Asian tanners were forced to buy US raw materials after many had held-out hoping for prices to fall. Interest from Chinese and South Korean buyers and a 10% fall in the slaughter figures compared with last year, kept prices across most US selections stable. Heavy Texas and branded steers in particular. Overall, international demand remains weak but the US packers have been able to hold or slightly increase prices during late November and into December. Chinese footwear and tanning group Pou Chen and Feng Tay in Taiwan announced a sales increase of 4.1% compared with 2002 and Yue Yuen, a subsidiary of Pou Chen, said that sales rose by 32.6% for the first nine months of this year. Demand for hides is still present in Asia. Raw material slaughter is down by more than 10% compared with the same time last year. US Federal Inspected Slaughter averaged 613,250 hides for the four week period ending November 23. The comparative figure last year was 683,000, giving a 10.2% drop. China was once again the largest buyer of US hides taking 660,600 over the same period.
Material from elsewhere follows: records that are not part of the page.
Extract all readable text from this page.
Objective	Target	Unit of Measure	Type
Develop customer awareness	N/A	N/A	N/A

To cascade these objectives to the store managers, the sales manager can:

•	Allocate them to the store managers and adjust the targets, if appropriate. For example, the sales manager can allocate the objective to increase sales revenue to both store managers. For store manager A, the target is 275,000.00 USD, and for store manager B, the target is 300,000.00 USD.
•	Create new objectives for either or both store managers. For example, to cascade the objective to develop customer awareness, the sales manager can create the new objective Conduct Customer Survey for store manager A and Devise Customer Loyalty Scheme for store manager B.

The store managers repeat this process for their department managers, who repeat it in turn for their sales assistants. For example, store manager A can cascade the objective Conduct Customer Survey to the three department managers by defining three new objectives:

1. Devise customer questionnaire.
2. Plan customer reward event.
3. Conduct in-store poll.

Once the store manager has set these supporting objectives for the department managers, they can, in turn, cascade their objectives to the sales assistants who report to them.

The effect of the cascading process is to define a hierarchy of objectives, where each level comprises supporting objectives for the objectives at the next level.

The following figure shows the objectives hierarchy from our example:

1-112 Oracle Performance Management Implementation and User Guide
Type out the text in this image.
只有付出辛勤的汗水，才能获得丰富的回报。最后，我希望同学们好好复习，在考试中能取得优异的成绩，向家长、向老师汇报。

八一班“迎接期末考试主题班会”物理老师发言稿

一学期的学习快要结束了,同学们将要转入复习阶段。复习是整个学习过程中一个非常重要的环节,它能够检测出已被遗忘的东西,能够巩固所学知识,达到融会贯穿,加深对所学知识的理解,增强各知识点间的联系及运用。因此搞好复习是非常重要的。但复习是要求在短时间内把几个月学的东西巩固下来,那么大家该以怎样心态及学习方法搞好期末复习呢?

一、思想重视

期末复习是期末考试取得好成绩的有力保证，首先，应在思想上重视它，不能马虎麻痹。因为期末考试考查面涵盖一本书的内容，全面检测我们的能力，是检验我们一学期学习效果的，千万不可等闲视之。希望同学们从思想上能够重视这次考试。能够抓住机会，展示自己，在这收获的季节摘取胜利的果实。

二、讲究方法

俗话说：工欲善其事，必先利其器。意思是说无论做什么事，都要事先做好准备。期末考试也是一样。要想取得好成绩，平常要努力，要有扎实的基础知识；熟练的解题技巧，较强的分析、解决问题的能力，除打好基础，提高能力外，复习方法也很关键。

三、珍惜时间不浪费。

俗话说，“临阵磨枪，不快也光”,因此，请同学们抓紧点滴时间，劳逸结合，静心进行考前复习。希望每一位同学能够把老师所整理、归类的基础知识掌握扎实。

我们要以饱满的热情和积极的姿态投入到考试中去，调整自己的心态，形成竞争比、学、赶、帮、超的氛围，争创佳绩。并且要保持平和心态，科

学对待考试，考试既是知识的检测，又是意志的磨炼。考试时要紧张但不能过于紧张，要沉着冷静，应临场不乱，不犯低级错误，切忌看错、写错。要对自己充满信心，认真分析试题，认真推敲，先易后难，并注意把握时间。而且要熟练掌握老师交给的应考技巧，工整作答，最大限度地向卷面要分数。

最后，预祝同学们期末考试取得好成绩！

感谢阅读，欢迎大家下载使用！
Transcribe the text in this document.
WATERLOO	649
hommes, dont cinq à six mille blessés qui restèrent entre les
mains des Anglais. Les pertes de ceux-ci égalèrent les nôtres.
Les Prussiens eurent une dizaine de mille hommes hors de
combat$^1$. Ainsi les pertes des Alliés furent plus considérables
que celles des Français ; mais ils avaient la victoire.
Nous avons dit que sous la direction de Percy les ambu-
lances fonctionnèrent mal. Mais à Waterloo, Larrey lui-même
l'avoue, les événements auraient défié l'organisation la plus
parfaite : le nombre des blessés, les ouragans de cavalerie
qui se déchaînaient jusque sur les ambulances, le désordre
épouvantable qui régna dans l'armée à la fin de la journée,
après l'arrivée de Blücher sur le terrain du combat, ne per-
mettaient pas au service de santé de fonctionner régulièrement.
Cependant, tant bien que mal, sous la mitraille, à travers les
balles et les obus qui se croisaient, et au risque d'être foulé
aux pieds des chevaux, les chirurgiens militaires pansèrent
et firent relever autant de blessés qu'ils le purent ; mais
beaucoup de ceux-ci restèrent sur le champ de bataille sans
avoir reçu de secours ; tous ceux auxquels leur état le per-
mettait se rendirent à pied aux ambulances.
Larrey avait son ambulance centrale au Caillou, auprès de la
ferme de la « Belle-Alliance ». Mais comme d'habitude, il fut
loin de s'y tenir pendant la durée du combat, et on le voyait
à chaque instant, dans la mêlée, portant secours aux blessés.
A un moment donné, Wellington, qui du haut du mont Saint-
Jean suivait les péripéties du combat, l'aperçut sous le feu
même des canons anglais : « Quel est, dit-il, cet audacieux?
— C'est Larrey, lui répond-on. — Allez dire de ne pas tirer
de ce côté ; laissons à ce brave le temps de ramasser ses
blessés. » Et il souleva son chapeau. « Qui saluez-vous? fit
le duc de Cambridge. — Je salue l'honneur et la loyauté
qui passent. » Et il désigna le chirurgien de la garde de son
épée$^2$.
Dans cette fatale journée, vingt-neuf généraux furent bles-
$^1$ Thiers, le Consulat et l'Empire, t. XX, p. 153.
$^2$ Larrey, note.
South Korea was the next highest with 183,900, although they were completely out of the market for two of the four weeks. This is very unusual. Other significant buyers of wet-salted materials were Hong Kong (170,300), Taiwan (114,000), Japan (111,200), Mexico (97,600), Italy (58,600), Thailand (29,000) and Canada with 10,000 pieces. Wet-blue hide sales averaged 63,625 pieces. The main players were Hong Kong, China and Mexico. Sales dipped to 41,000 for the week ending November 16 but climbed to 82,800 in the following week. Wet-blue split sales remained around the 950,000lb level until November 16 when weekly sales dropped to 153,000lb. Industry analysts speculated that the fall was due to Chinese tax problems. However, the speculation was quashed in the following week when the Chinese returned to the market and 2,731,800lb were sold. China took 1,050,000lb of the total, followed by South Korea with 590,000lb. Other major buyers were Hong Kong, Italy, Indonesia and Colombia.